Отступление (СИ) - Градов Константин
К Прошке я пробрался к полудню.
Пробрался — оттого что идти было уже нельзя. Германец, обойдя соседа, вывернул батареи и повёл огонь по площадям. Широко, без разбора. Накрывал всё между рекой и дорогой на восток. Чтоб развалить нас на куски и не дать куску помочь куску. Он не искал позиций. Он утюжил версту за верстой, ровно, методично, как боронят поле. И в этой ровноте была своя правда: не надо знать, где ты сидишь, если засыпать можно всё.
Каменный дом Прошки стоял справа, у дороги вдоль реки. Он ещё стоял. Крыша с одного края осела, стену обглодало, но пулемёт бил — я слышал его короткими, скупыми очередями, по-прошкиному, экономно.
И тут очередь оборвалась.
Не кончилась — оборвалась. Только что стучала, и нет её. Я прибавил шагу.
Прошка сидел на корточках у своего максима. За домом, у огорода, куда машину, видно, только что перетащили. На коленях у него была голова Акимова. Голова моталась. Акимова достало по всей груди — не пулей, осколком. Папаха слетела. И уши его, торчавшие всегда так, что над ними смеялись, лежали теперь плоско, прижатые к вискам чужой ладонью. Это было хуже крови. Что уши прижаты и не топорщатся.
— Держись, — говорил Прошка. — Держись, слышь. Держись.
Акимов не держался.
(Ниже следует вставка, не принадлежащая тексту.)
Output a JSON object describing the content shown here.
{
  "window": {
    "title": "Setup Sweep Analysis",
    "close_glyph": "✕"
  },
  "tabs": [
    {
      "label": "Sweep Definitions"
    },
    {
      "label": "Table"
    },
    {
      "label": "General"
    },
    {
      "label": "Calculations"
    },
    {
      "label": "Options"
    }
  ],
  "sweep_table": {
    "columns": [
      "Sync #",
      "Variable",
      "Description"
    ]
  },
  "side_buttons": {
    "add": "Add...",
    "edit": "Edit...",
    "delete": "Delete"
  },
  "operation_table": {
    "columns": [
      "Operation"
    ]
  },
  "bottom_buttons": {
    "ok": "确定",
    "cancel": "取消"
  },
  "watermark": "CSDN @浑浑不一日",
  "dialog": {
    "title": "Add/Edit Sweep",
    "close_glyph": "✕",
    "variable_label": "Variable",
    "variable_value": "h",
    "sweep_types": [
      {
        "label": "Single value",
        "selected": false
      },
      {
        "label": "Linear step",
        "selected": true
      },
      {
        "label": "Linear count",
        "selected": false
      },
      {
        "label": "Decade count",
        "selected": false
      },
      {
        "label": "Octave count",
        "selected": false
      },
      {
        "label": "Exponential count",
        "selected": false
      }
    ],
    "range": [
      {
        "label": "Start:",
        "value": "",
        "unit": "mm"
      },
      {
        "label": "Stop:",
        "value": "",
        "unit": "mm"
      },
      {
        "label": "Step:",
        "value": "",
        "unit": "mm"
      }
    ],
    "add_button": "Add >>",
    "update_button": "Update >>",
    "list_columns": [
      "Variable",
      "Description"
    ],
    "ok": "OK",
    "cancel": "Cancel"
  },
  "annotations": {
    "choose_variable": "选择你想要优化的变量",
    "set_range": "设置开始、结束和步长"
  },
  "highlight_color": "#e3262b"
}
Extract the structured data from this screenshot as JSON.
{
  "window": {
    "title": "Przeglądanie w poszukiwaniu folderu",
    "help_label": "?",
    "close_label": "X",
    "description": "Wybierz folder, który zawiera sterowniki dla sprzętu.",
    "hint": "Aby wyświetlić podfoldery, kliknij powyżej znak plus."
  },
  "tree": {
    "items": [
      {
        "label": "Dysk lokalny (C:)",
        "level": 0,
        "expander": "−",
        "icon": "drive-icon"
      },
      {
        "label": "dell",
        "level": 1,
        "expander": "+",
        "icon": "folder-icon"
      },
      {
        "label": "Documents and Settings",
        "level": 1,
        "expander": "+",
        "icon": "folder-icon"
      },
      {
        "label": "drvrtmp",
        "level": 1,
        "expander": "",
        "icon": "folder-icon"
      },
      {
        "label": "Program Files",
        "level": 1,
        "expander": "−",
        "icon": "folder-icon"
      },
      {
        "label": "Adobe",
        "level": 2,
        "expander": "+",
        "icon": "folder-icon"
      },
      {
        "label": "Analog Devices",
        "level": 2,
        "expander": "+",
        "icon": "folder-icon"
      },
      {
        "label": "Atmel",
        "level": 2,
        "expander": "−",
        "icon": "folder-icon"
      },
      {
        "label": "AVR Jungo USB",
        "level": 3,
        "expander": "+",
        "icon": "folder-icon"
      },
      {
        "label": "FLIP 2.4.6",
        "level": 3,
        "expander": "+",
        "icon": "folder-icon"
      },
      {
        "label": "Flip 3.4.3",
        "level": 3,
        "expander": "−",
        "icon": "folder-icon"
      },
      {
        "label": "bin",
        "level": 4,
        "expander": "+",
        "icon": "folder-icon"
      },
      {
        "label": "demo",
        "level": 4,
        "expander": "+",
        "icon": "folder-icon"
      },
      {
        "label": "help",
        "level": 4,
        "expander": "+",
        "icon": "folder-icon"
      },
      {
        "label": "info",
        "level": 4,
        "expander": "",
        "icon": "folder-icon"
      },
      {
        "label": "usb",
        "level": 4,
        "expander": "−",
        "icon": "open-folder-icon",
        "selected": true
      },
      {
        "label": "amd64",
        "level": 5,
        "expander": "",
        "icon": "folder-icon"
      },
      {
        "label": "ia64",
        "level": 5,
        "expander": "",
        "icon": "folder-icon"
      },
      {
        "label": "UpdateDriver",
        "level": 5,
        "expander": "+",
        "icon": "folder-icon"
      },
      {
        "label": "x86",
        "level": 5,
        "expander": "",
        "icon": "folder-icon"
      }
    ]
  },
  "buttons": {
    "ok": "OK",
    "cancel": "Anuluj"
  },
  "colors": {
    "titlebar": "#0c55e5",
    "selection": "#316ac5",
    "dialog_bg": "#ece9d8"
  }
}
Он смотрел вверх, мимо Прошки, туда, где ходило серое небо, и дышал — коротко, часто, с присвистом, но дышал. Грудь у него ходила под чужой ладонью, что зажимала бинт, и, покуда она ходила, было за что держать. Губы у него шли, как идут у того, кто считает про себя. Может, он и считал. Он всё делал со второго раза, зато навсегда. Потом грудь поднялась ещё раз, не до конца, и больше не поднялась. Прошка подержал ладонь на бинте, будто ждал, что под ней снова толкнётся, и только тогда посмотрел на меня.
Я всё понял, покуда шёл эти последние шаги. Понял и без Прошки.
Машина стояла слишком долго на одном месте. Прошка держал дорогу хорошо, скупо, по одной короткой на цель. И держал с того же угла, откуда бил с утра. Угол был удобный, дом прикрывал. Перенести машину значило бросить это удобство и лезть под открытое. Он и не перенёс. А германец с того берега засёк угол по вспышкам. Свёл на него орудие. Накрыл. Не расчёт даже — дом, стену; осколком со стены и достало Акимова, подававшего ленту.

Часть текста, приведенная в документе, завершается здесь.